I'd been feeling ill all last week and as a result we didn't do anything much - by Sunday we had to get out of the house.
So we drove up to London for the day - I know the city reasonably well and if you get there early enough on a Sunday morning when it's quiet, you can park in the most unlikely places for nothing.
It's been a few years now, but I used to go up to Hampstead about four times a year - I helped out at second hand book sales to raise money for 'The Morning Star', Britain's still surviving, left wing daily paper.
To my amazement, I was even able to park in my old place, right in the middle of Hampstead. Who'd have guessed?
Even more surprising, the community centre we used was open, newly painted and looking good;
There was even a book sale going on but it was new books this time;
Hampstead is a little old village on the top of a hill looking down on London Town. It grew up because it was the first coaching stop after you left the city - it used to take a horse drawn carriage a couple of hours to get there. I'm guessing most of that time was getting up the steep hill from Camden.... it's not really that far.
Then someone discovered some springs on the top of the heath and it turned into a fashionable spa for a while although it soon declined.

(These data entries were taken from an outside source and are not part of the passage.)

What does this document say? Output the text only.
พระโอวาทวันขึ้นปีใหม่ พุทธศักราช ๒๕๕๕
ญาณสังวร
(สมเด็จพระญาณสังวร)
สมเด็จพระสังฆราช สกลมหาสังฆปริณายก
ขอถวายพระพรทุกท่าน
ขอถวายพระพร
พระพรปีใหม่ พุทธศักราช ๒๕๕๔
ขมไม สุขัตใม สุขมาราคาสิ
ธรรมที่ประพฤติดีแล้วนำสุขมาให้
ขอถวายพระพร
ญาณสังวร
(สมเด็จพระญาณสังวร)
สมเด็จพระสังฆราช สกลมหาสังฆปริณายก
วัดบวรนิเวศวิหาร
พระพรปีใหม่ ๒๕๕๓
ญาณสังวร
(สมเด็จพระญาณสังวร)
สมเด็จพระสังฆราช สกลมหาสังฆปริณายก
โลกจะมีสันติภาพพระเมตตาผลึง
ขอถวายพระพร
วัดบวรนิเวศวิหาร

So there are little alleyways and old buildings;
There are some very expensive shops and some rather expensive houses too - this area has the largest concentration of millionaires in the country;
I love this old advertisement;
It reads; " Established 1746 Chas B King, Estate Agent, Decorator, Gas, Hot Water and Sanitary Engineer". Mr King was pretty determined to make himself a living one way or another.
We walked all around the 'village', up and down the little alleyways and ended up at Hampstead Square, London's smallest. You can't see it from here, it's just in front of the church, where we had our lunch;
As we walked back down the hill I saw these two old bollards;
I don't think they are original cannons but they are in the style of the first ever bollards.
After the Napoleonic wars, Britain had captured a lot of French cannons. This was really bad news for the foundries that made our cannons - they were all facing bankruptcy.
So, they lobbied the government hard (I guess money may have changed hands) and in the end the captured cannons were buried in pavements to protect pedestrians instead of being used for war. They used to weld an old cannon ball on top of the cannon as an ornament. When they ran out of cannon, the design carried on.
Here's the old 'lock up' jail;
It's built into the wall of the house where the magistrates used to hold their court; in 1730 they built a one cell jail to hold prisoners overnight.
We were heading down to Hampstead Heath which is a semi-wild park overlooking London.
We crossed the ponds and walked up onto Parliament hill for the amazing view;
This was a favourite spot for Karl Marx and his family to come for picnics - with Friedrich Engels when he was down from Manchester for the weekend. The view has changed a lot since then - to be honest it's changed a lot in the last 10 years too.
At the bottom of the hill there were stalls and exhibitions about the heath;
Including some rare newts from the ponds;
And Tai Chi;
Which is actually a martial art;
I liked this sign on the Camden Peace garden;
But how about this house right at the top of Hampstead village? I bet you can't guess it's story;
It's called (a bit sarcastically) 'The Admiral's House' and was built in 1700 by a naval lieutenant who had had unfulfilled dreams of becoming an Admiral. When he retired he built his house with a ships quarterdeck on the roof from which he used to fire a cannon every so often.
And that was the inspiration for Hampstead resident and author, P.L.Travers to create her eccentric character 'Admiral Boom', who used to fire off a cannon from the roof of his house every hour in........'Mary Poppins'.
This has been a quick tour of 'old' Hampstead - tomorrow I'll show you a bit of 'Modern' Hampstead......you'll really like that.